Sunday, March 27, 2011

JayD's hard knock rise

With Rise & Shine: The Jay DeMerit Story, it's hard not to notice the connections between filmmakers and subject. The production/direction team of Nick Lewis and Ranko Tutulugdzija have broken into the documentary game by eagerly wandering into the unknown and by making it personal.

The pair are professionals in other fields and amateurs at film - but the crossover novices had two major somethings on their side from the go. For starters, Tutulugdzija was a UI-Chicago teammate of DeMerit's, giving the duo family-style access to a long list of key figures in this story.

And make no mistake, it is a fantastic tale to tell (the second major something). These two factors combine to liven up the narrative even for those, like me, who thought they knew the whole story.

Of course, we basically do. But the charming group of people on either side of the pond add lots of flavor with amusing anecdotes and recollections of reactions around DeMerit at various key times. Each in their own way, family, friends, former coaches and scouts repeatedly display awe at the way this Wisconsin kid willed his way to dream fulfillment. It's easy to see how proud these folks are to have played a part in his wild ride.

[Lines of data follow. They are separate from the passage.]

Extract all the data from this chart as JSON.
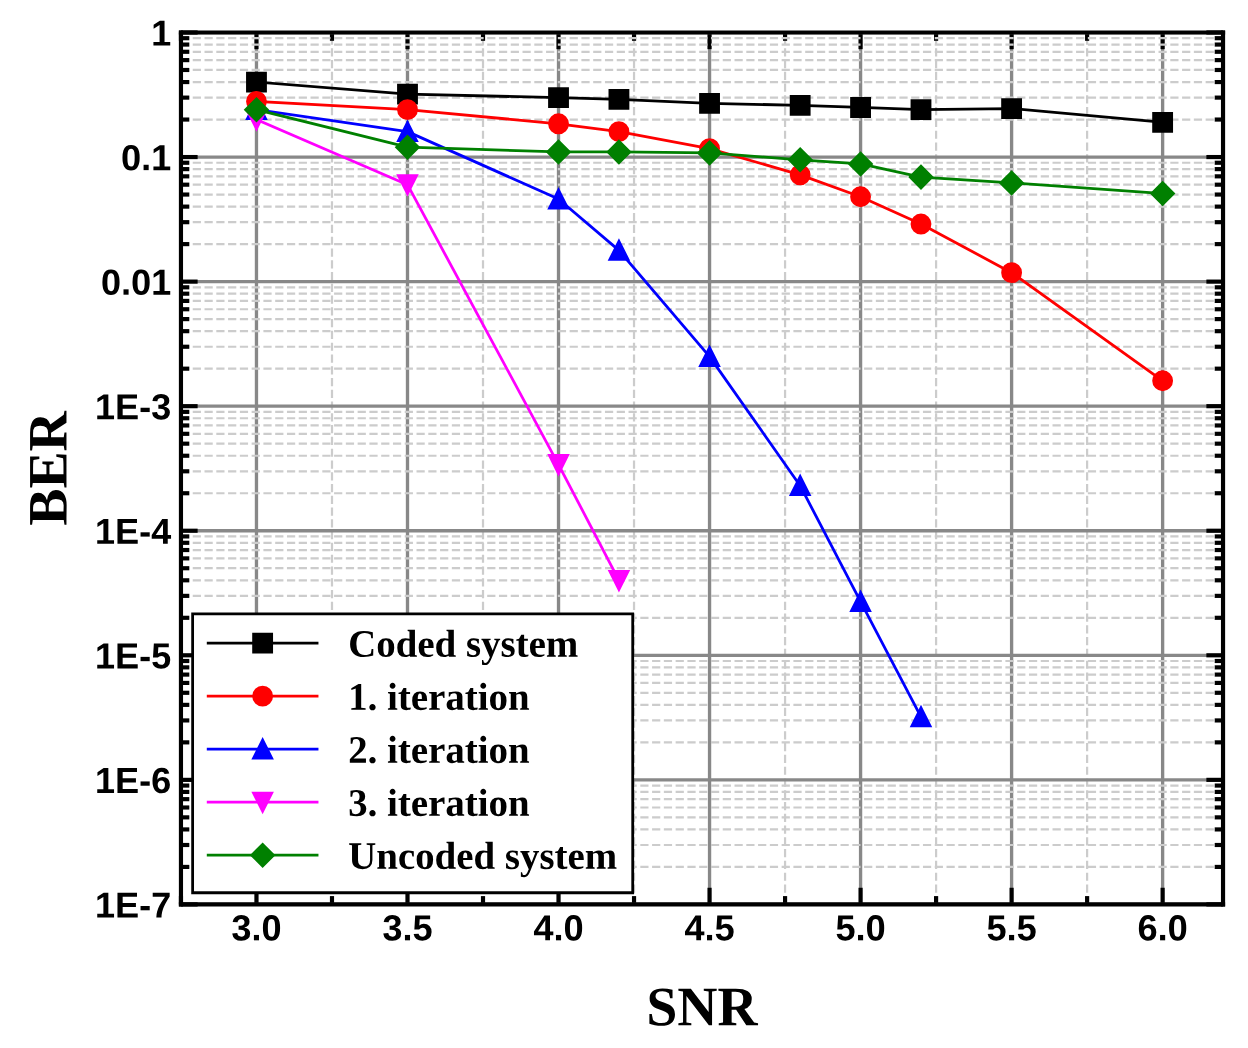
{
  "chart_data": {
    "type": "line",
    "xlabel": "SNR",
    "ylabel": "BER",
    "log": "y",
    "grid": true,
    "legend": "bottom left",
    "xlim": [
      2.75,
      6.2
    ],
    "xticks": [
      {
        "value": 3,
        "label": "3.0"
      },
      {
        "value": 3.5,
        "label": "3.5"
      },
      {
        "value": 4,
        "label": "4.0"
      },
      {
        "value": 4.5,
        "label": "4.5"
      },
      {
        "value": 5,
        "label": "5.0"
      },
      {
        "value": 5.5,
        "label": "5.5"
      },
      {
        "value": 6,
        "label": "6.0"
      }
    ],
    "ylim": [
      1e-07,
      1
    ],
    "yticks": [
      {
        "value": 1e-07,
        "label": "1E-7"
      },
      {
        "value": 1e-06,
        "label": "1E-6"
      },
      {
        "value": 1e-05,
        "label": "1E-5"
      },
      {
        "value": 0.0001,
        "label": "1E-4"
      },
      {
        "value": 0.001,
        "label": "1E-3"
      },
      {
        "value": 0.01,
        "label": "0.01"
      },
      {
        "value": 0.1,
        "label": "0.1"
      },
      {
        "value": 1,
        "label": "1"
      }
    ],
    "series": [
      {
        "name": "Coded system",
        "color": "#000000",
        "marker": "square",
        "x": [
          3.0,
          3.5,
          4.0,
          4.2,
          4.5,
          4.8,
          5.0,
          5.2,
          5.5,
          6.0
        ],
        "values": [
          0.4,
          0.32,
          0.3,
          0.29,
          0.27,
          0.26,
          0.25,
          0.24,
          0.245,
          0.19
        ]
      },
      {
        "name": "1. iteration",
        "color": "#ff0000",
        "marker": "circle",
        "x": [
          3.0,
          3.5,
          4.0,
          4.2,
          4.5,
          4.8,
          5.0,
          5.2,
          5.5,
          6.0
        ],
        "values": [
          0.28,
          0.24,
          0.185,
          0.16,
          0.117,
          0.072,
          0.048,
          0.029,
          0.0118,
          0.0016
        ]
      },
      {
        "name": "2. iteration",
        "color": "#0000ff",
        "marker": "triangle",
        "x": [
          3.0,
          3.5,
          4.0,
          4.2,
          4.5,
          4.8,
          5.0,
          5.2
        ],
        "values": [
          0.24,
          0.16,
          0.046,
          0.0178,
          0.0025,
          0.00023,
          2.7e-05,
          3.2e-06
        ]
      },
      {
        "name": "3. iteration",
        "color": "#ff00ff",
        "marker": "triangle_down",
        "x": [
          3.0,
          3.5,
          4.0,
          4.2
        ],
        "values": [
          0.2,
          0.06,
          0.00034,
          4e-05
        ]
      },
      {
        "name": "Uncoded system",
        "color": "#008000",
        "marker": "diamond",
        "x": [
          3.0,
          3.5,
          4.0,
          4.2,
          4.5,
          4.8,
          5.0,
          5.2,
          5.5,
          6.0
        ],
        "values": [
          0.24,
          0.12,
          0.11,
          0.11,
          0.108,
          0.095,
          0.088,
          0.069,
          0.062,
          0.051
        ]
      }
    ]
  }
}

The film expands narrative focus when it reaches World Cup 2010, which is probably best left to the beholder's eye. Some may find it a natural progression for a story that grows bigger as it goes, while others could feel the central DeMerit plot is lost a bit.

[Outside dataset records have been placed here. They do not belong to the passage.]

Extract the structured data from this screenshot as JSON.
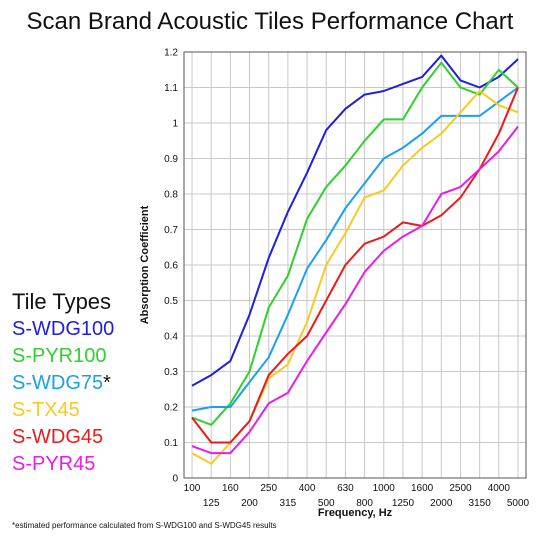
{
  "chart_data": {
    "type": "line",
    "title": "Scan Brand Acoustic Tiles Performance Chart",
    "xlabel": "Frequency, Hz",
    "ylabel": "Absorption Coefficient",
    "x_scale": "log",
    "categories": [
      "100",
      "125",
      "160",
      "200",
      "250",
      "315",
      "400",
      "500",
      "630",
      "800",
      "1000",
      "1250",
      "1600",
      "2000",
      "2500",
      "3150",
      "4000",
      "5000"
    ],
    "ylim": [
      0,
      1.2
    ],
    "yticks": [
      "0",
      "0.1",
      "0.2",
      "0.3",
      "0.4",
      "0.5",
      "0.6",
      "0.7",
      "0.8",
      "0.9",
      "1",
      "1.1",
      "1.2"
    ],
    "grid": true,
    "legend_title": "Tile Types",
    "legend_position": "left",
    "series": [
      {
        "name": "S-WDG100",
        "color": "#1e1ee0",
        "values": [
          0.26,
          0.29,
          0.33,
          0.46,
          0.62,
          0.75,
          0.86,
          0.98,
          1.04,
          1.08,
          1.09,
          1.11,
          1.13,
          1.19,
          1.12,
          1.1,
          1.13,
          1.18
        ]
      },
      {
        "name": "S-PYR100",
        "color": "#2ed12e",
        "values": [
          0.17,
          0.15,
          0.21,
          0.3,
          0.48,
          0.57,
          0.73,
          0.82,
          0.88,
          0.95,
          1.01,
          1.01,
          1.1,
          1.17,
          1.1,
          1.08,
          1.15,
          1.1
        ]
      },
      {
        "name": "S-WDG75",
        "color": "#1aa0ec",
        "values": [
          0.19,
          0.2,
          0.2,
          0.27,
          0.34,
          0.46,
          0.59,
          0.67,
          0.76,
          0.83,
          0.9,
          0.93,
          0.97,
          1.02,
          1.02,
          1.02,
          1.06,
          1.1
        ]
      },
      {
        "name": "S-TX45",
        "color": "#f6cb22",
        "values": [
          0.07,
          0.04,
          0.1,
          0.16,
          0.28,
          0.32,
          0.44,
          0.6,
          0.69,
          0.79,
          0.81,
          0.88,
          0.93,
          0.97,
          1.03,
          1.09,
          1.05,
          1.03
        ]
      },
      {
        "name": "S-WDG45",
        "color": "#ec1b1b",
        "values": [
          0.17,
          0.1,
          0.1,
          0.16,
          0.29,
          0.35,
          0.4,
          0.5,
          0.6,
          0.66,
          0.68,
          0.72,
          0.71,
          0.74,
          0.79,
          0.87,
          0.97,
          1.1
        ]
      },
      {
        "name": "S-PYR45",
        "color": "#e81ee8",
        "values": [
          0.09,
          0.07,
          0.07,
          0.13,
          0.21,
          0.24,
          0.33,
          0.41,
          0.49,
          0.58,
          0.64,
          0.68,
          0.71,
          0.8,
          0.82,
          0.87,
          0.92,
          0.99
        ]
      }
    ],
    "legend_marks": [
      "",
      "",
      "*",
      "",
      "",
      ""
    ],
    "footnote": "*estimated performance calculated from S-WDG100 and S-WDG45 results"
  }
}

Either way, there's no negative on offer bad enough to spoil the movie. The rookie filmmakers have put together a strong debut. It has the gritty details, plenty of humor and just enough poignancy of thought for the guys like Jay who never make it for viewers to appreciate the risks and responsibilities the young world traveler accepted in living his adventure before it reached storybook status.

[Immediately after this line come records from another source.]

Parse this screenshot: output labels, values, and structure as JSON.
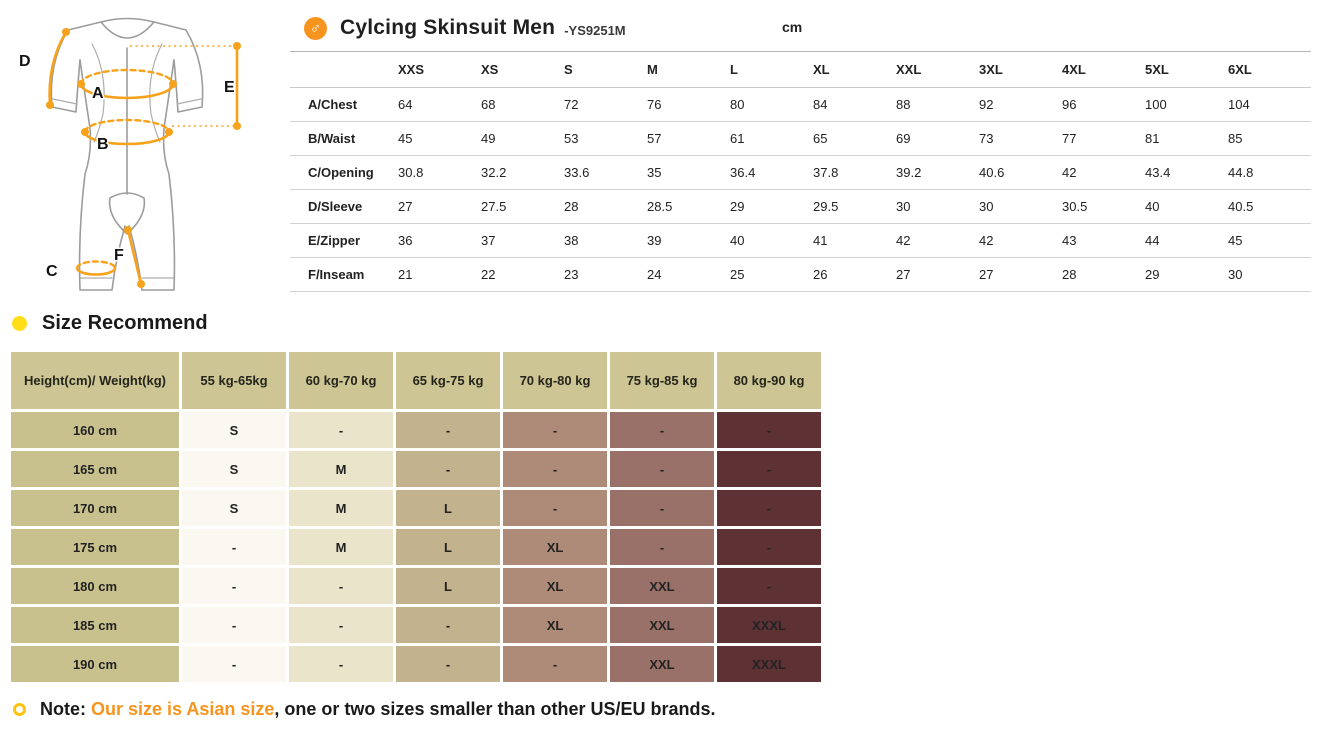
{
  "product": {
    "male_symbol": "♂",
    "title": "Cylcing Skinsuit Men",
    "model": "-YS9251M",
    "unit": "cm",
    "accent_orange": "#F7941D"
  },
  "size_table": {
    "columns": [
      "XXS",
      "XS",
      "S",
      "M",
      "L",
      "XL",
      "XXL",
      "3XL",
      "4XL",
      "5XL",
      "6XL"
    ],
    "rows": [
      {
        "label": "A/Chest",
        "values": [
          "64",
          "68",
          "72",
          "76",
          "80",
          "84",
          "88",
          "92",
          "96",
          "100",
          "104"
        ]
      },
      {
        "label": "B/Waist",
        "values": [
          "45",
          "49",
          "53",
          "57",
          "61",
          "65",
          "69",
          "73",
          "77",
          "81",
          "85"
        ]
      },
      {
        "label": "C/Opening",
        "values": [
          "30.8",
          "32.2",
          "33.6",
          "35",
          "36.4",
          "37.8",
          "39.2",
          "40.6",
          "42",
          "43.4",
          "44.8"
        ]
      },
      {
        "label": "D/Sleeve",
        "values": [
          "27",
          "27.5",
          "28",
          "28.5",
          "29",
          "29.5",
          "30",
          "30",
          "30.5",
          "40",
          "40.5"
        ]
      },
      {
        "label": "E/Zipper",
        "values": [
          "36",
          "37",
          "38",
          "39",
          "40",
          "41",
          "42",
          "42",
          "43",
          "44",
          "45"
        ]
      },
      {
        "label": "F/Inseam",
        "values": [
          "21",
          "22",
          "23",
          "24",
          "25",
          "26",
          "27",
          "27",
          "28",
          "29",
          "30"
        ]
      }
    ]
  },
  "recommend": {
    "heading": "Size Recommend",
    "header": [
      "Height(cm)/ Weight(kg)",
      "55 kg-65kg",
      "60 kg-70 kg",
      "65 kg-75 kg",
      "70 kg-80 kg",
      "75 kg-85 kg",
      "80 kg-90 kg"
    ],
    "header_bg": "#cdc593",
    "column_colors": [
      "#c9c18d",
      "#faf8f0",
      "#e9e4ca",
      "#c3b28e",
      "#ae8b78",
      "#9a7169",
      "#5e3135"
    ],
    "dot_color": "#FFDE17",
    "rows": [
      {
        "label": "160 cm",
        "cells": [
          "S",
          "-",
          "-",
          "-",
          "-",
          "-"
        ]
      },
      {
        "label": "165 cm",
        "cells": [
          "S",
          "M",
          "-",
          "-",
          "-",
          "-"
        ]
      },
      {
        "label": "170 cm",
        "cells": [
          "S",
          "M",
          "L",
          "-",
          "-",
          "-"
        ]
      },
      {
        "label": "175 cm",
        "cells": [
          "-",
          "M",
          "L",
          "XL",
          "-",
          "-"
        ]
      },
      {
        "label": "180 cm",
        "cells": [
          "-",
          "-",
          "L",
          "XL",
          "XXL",
          "-"
        ]
      },
      {
        "label": "185 cm",
        "cells": [
          "-",
          "-",
          "-",
          "XL",
          "XXL",
          "XXXL"
        ]
      },
      {
        "label": "190 cm",
        "cells": [
          "-",
          "-",
          "-",
          "-",
          "XXL",
          "XXXL"
        ]
      }
    ]
  },
  "diagram": {
    "labels": {
      "a": "A",
      "b": "B",
      "c": "C",
      "d": "D",
      "e": "E",
      "f": "F"
    }
  },
  "note": {
    "prefix": "Note: ",
    "highlight": "Our size is Asian size",
    "suffix": ", one or two sizes smaller than other US/EU brands."
  }
}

Let's be clear: I saw a workprint, an unfinished version still missing some of the game footage, graphics and end product edge smoothness. Therefore, it's best for now to avoid discussing most of the technical matters, which the filmmakers wisely turned over to experienced editor/cinematographer Zach Salsman. Put simply, it would be silly to offer this post as a proper movie review.

While the film awaits final touches, Lewis and Tutulugdzija are still working on distribution. Until they can come up with partners to finance the fees for including match clips in a wide release, The Jay DeMerit Story will be confined to festival showings. So far, the schedule only includes early April showings at Vancouver's Canada International Film Festival (where it is a Rising Star nominee... how fitting) and south Florida's Downtown Boca Film Festival.

While I will refrain at this time from dropping a definitive grade on the movie, I can testify that it is more than good enough to please and emotionally engage viewers with little or no interest in soccer. Let's all hope it soon finds the wider release it deserves and then you all can see what I mean.